Capital One breach exposes personal details of over 100 million customers

A 'configuration vulnerability' led to the breach, with the hacker already in custody.

What you need to know

  • Capital One has confirmed that a hacker breached its servers by taking advantage of a "configuration vulnerability."
  • The hacker accessed names, addresses, phone numbers, email addresses, dates of birth, and self-reported income of 100 million customers in the U.S. and 6 million in Canada.
  • The hacker — a 33-year-old software engineer named Paige Thompson — is already in custody.

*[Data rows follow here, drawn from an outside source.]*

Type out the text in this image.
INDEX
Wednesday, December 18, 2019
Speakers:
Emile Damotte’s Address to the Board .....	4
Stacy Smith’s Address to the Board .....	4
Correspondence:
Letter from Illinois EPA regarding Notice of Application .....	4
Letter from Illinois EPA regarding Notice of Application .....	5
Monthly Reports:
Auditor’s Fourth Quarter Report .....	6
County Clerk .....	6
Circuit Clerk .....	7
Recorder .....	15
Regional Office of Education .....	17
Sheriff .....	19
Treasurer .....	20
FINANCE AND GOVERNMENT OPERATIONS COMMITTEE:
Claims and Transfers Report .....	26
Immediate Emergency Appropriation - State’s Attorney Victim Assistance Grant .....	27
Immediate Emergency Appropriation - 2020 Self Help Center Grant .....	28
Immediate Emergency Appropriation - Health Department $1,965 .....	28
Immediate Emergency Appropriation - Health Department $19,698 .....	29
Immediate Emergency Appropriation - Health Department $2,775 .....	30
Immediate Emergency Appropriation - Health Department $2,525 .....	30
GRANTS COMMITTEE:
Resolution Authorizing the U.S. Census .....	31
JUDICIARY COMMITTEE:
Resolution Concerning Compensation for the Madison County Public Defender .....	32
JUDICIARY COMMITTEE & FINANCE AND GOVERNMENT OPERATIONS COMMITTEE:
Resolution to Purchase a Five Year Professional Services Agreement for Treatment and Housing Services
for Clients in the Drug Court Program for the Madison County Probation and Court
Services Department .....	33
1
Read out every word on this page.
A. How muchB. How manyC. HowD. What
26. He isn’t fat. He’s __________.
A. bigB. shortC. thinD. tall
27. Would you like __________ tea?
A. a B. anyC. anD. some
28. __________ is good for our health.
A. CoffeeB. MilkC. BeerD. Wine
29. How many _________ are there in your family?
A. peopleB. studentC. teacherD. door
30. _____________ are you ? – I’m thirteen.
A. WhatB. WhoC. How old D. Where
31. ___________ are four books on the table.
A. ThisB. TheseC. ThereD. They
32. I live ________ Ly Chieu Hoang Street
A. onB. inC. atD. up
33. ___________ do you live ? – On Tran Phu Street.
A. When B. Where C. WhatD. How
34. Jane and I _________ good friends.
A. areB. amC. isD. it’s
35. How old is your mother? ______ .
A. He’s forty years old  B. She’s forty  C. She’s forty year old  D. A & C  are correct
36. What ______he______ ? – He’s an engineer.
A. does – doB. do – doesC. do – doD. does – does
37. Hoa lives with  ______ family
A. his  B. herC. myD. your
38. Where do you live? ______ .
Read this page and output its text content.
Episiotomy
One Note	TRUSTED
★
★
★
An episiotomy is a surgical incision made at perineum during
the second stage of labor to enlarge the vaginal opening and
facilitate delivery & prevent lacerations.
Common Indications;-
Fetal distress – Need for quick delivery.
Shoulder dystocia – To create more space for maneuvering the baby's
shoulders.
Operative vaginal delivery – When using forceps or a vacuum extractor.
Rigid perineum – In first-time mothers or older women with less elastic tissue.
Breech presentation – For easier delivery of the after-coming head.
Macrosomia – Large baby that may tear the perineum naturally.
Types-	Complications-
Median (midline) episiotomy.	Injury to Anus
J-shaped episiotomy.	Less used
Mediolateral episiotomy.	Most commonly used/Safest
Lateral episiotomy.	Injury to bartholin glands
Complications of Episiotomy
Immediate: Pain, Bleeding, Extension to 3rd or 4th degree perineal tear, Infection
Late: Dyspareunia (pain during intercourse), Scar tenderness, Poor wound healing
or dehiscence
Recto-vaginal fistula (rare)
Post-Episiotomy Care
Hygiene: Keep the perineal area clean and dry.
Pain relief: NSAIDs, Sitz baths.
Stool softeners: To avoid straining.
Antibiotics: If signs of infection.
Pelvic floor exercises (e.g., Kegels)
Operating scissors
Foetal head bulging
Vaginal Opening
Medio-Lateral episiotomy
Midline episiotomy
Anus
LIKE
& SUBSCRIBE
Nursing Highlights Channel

Financial institution Capital One has suffered a data breach that exposed personal details of over 100 million customers. The bank noted that a hacker was able to access its systems via a "configuration vulnerability," allowing them to make away with names, addresses, phone numbers, email addresses, dates of birth, and self-reported income of 100 million customers in the U.S. and 6 million in Canada:

The largest category of information accessed was information on consumers and small businesses as of the time they applied for one of our credit card products from 2005 through early 2019. This information included personal information Capital One routinely collects at the time it receives credit card applications, including names, addresses, zip codes/postal codes, phone numbers, email addresses, dates of birth, and self-reported income.

Beyond the credit card application data, the individual also obtained portions of credit card customer data, including: ->Customer status data, e.g., credit scores, credit limits, balances, payment history, contact information ->Fragments of transaction data from a total of 23 days during 2016, 2017 and 2018

The bank says that credit card numbers or log-in information wasn't compromised, but the hacker was able to access 140,000 U.S. social security numbers, 80,000 bank account numbers that were linked to credit cards, and 1 million Canadian social insurance numbers.

The hacker is already in federal custody after sharing their exploits on GitHub, which led a tipster to contact the bank. Federal investigators from the F.B.I were then able to follow an online trail to track down the hacker: 33-year-old Paige Thompson, who previously worked as a software engineer for Amazon Web Services.

Thompson boasted about the hack in a Slack room, and a search warrant executed on her house turned up storage devices containing data from the breach. Thompson is now awaiting trial, and could face up to five years in prison and a $250,000 fine.

For its part, Capital One has confirmed that it fixed the vulnerability that led to the hack. But as was the case with Equifax, it is likely Capital One will be hit with a class action lawsuit, with the bank already noting that it may cost between $100 to $150 million as a result.